In a prospective randomized study 102 patients requiring surgical management of ovarian masses were randomly assigned to laparoscopy (52) or laparotomy (50) in a teaching hospital from July 1994 to September 1995. Inclusion criteria was tumor not suspected to be malignant with a diameter of < or = 10 cm as measured by ultrasonography. All operations were performed by trainees under the supervision of an experienced surgeon. Statistical analysis included t tests and chi2 tests.
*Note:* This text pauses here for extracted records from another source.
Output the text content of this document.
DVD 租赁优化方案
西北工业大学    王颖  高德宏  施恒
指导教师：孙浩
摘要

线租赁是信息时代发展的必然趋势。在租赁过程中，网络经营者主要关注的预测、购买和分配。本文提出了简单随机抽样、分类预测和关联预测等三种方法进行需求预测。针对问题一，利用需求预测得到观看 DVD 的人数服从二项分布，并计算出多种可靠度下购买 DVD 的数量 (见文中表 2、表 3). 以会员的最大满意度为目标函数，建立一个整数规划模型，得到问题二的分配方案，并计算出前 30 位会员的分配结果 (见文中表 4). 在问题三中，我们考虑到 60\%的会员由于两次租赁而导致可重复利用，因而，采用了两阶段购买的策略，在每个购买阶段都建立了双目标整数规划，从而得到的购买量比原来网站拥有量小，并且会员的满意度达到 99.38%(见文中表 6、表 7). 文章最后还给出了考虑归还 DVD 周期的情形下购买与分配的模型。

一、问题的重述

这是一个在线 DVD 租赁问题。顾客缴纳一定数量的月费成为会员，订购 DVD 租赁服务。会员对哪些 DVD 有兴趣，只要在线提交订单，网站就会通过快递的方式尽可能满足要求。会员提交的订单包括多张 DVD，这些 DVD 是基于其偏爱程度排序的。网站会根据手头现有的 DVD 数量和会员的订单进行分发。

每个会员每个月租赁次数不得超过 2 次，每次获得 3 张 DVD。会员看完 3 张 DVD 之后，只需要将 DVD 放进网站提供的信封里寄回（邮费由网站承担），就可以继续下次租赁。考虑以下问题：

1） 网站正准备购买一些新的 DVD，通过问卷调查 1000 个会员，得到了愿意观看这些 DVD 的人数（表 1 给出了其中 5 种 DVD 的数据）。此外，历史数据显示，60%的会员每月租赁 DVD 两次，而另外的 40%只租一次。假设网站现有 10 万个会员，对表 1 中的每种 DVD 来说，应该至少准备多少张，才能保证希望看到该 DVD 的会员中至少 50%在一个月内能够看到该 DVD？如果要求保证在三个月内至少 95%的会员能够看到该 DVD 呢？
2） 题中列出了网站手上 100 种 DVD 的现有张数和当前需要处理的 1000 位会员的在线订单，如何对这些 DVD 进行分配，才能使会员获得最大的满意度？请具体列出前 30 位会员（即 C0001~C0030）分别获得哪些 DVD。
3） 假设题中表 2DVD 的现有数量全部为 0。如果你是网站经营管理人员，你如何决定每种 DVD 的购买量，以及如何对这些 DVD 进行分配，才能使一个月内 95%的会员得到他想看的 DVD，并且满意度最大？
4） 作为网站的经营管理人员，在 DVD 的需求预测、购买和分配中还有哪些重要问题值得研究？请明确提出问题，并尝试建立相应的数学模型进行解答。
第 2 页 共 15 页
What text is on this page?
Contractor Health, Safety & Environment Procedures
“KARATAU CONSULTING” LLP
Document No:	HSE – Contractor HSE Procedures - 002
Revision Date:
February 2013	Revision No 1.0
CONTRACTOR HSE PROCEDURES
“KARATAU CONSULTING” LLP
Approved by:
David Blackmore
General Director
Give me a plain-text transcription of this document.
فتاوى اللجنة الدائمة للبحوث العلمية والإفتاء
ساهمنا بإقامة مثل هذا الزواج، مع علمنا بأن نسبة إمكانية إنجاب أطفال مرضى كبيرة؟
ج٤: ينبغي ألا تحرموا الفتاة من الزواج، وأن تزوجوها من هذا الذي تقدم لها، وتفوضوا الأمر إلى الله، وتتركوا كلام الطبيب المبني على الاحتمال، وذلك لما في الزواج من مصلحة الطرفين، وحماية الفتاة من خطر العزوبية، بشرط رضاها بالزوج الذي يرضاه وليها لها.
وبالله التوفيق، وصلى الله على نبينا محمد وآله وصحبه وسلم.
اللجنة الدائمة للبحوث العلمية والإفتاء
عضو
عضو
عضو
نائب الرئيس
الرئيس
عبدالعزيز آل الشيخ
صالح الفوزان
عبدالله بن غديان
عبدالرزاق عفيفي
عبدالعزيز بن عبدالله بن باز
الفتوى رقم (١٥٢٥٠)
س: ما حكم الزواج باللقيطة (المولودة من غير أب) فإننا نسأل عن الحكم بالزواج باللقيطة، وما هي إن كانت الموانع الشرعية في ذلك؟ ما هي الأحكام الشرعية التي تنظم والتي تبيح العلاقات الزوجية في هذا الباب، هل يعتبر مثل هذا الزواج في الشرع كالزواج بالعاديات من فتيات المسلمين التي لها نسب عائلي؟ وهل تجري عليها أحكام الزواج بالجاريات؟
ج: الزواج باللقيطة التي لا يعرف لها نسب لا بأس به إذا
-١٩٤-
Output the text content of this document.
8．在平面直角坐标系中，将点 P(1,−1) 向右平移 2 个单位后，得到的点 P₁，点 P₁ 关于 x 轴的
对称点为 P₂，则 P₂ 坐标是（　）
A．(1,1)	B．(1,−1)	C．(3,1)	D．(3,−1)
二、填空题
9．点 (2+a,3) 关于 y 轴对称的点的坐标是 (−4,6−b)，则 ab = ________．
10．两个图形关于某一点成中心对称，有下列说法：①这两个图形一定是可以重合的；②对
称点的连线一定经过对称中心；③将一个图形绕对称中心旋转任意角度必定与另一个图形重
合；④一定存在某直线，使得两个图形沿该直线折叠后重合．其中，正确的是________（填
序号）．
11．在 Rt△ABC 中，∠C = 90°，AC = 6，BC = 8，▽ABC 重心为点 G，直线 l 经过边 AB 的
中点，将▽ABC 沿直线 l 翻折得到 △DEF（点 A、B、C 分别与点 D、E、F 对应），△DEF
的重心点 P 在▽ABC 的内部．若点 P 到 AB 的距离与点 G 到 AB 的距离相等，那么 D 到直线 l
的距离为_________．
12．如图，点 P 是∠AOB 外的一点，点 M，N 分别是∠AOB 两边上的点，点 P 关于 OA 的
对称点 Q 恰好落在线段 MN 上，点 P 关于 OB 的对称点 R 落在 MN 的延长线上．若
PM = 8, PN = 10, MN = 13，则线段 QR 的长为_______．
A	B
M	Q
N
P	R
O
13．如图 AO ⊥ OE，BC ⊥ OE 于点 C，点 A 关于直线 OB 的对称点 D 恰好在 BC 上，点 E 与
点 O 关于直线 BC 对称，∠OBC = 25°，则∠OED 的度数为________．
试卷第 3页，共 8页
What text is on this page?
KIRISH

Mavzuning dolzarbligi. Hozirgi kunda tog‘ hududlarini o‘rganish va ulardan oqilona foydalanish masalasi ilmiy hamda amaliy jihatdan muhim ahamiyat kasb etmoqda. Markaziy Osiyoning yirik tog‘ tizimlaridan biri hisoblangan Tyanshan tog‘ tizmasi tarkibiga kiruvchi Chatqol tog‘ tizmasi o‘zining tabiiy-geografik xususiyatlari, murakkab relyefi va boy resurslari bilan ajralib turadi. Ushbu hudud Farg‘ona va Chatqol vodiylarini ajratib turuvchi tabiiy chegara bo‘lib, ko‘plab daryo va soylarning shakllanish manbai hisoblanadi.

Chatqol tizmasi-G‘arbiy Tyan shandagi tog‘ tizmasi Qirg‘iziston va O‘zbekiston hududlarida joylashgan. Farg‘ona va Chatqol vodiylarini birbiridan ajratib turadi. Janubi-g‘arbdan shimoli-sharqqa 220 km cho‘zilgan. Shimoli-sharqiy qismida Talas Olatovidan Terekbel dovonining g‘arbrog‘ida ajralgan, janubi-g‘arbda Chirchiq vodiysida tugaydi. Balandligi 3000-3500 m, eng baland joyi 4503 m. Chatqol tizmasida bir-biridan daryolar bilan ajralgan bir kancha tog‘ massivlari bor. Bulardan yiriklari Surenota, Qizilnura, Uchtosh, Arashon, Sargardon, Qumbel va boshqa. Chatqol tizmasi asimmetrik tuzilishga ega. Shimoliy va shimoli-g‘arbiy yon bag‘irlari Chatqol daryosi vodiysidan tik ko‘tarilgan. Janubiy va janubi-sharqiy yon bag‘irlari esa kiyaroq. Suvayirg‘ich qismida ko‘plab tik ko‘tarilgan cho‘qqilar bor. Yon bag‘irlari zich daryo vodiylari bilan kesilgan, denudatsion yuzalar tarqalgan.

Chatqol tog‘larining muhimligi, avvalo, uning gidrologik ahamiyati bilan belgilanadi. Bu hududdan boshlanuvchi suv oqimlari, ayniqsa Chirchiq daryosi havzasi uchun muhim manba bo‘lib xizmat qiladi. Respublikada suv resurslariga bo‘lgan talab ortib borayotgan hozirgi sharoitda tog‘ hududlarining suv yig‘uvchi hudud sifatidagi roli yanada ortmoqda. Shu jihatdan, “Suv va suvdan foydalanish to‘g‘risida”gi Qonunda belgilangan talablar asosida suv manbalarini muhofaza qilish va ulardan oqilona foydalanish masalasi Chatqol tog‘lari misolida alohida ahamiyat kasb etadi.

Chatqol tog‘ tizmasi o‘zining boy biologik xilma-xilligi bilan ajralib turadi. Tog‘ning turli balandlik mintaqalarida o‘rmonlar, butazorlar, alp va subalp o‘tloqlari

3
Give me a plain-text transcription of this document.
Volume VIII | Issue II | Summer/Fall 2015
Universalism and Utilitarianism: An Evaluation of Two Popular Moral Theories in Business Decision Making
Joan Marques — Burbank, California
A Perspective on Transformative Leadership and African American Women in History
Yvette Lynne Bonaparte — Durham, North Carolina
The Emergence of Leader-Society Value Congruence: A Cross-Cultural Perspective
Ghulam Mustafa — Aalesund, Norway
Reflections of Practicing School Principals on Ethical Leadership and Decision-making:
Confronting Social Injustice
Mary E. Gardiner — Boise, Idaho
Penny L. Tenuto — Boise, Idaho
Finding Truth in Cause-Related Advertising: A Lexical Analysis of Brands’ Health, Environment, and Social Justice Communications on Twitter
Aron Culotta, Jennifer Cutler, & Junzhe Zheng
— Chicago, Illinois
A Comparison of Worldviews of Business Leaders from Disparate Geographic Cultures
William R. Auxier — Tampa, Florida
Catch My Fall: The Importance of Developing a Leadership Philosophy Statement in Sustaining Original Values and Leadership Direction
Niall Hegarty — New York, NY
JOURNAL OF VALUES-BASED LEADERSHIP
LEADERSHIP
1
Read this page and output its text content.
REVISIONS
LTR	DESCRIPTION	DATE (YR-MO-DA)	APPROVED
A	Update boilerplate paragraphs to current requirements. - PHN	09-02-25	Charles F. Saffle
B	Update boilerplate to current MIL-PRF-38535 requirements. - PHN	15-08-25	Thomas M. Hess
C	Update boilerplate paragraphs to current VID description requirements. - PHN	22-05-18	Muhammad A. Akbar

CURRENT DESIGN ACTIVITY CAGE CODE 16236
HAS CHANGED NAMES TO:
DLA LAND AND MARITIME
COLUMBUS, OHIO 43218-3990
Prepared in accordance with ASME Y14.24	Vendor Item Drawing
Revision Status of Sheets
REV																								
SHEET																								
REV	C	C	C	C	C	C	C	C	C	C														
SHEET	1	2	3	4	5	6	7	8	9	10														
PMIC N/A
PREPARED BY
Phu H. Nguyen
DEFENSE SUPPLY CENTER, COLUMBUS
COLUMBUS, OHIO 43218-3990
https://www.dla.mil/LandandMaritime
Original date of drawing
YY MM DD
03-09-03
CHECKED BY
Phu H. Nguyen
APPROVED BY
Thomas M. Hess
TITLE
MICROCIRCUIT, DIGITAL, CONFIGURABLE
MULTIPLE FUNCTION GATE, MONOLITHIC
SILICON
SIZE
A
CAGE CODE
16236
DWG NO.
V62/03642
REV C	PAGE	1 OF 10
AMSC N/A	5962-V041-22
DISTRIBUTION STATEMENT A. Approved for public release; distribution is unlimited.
There were no differences in demographic characteristics between the two groups nor any difference in the size of ovarian masses, adnexal adhesion score, or frequency of bilateral disease. All the ovarian masses were benign. Endometriotic cysts and dermoid cysts were the most common disorder in the two groups. Cystectomy was performed in > 70% of cases in each group. Operating time was not increased with the laparoscopic approach, and the frequency of inadvertent rupture of the ovarian masses was just as high as in laparotomy. The laparoscopic approach was associated with a significant reduction in operative morbidity (odds ratio 0.34, 95% confidence interval 0.13 to 0.88), postoperative pain and analgesic requirement, hospital stay, and recovery period. Patients in general were satisfied with the operation, but significantly more patients were satisfied with the laparoscopy scar.


Operative laparoscopy should replace laparotomy in the management of benign ovarian masses.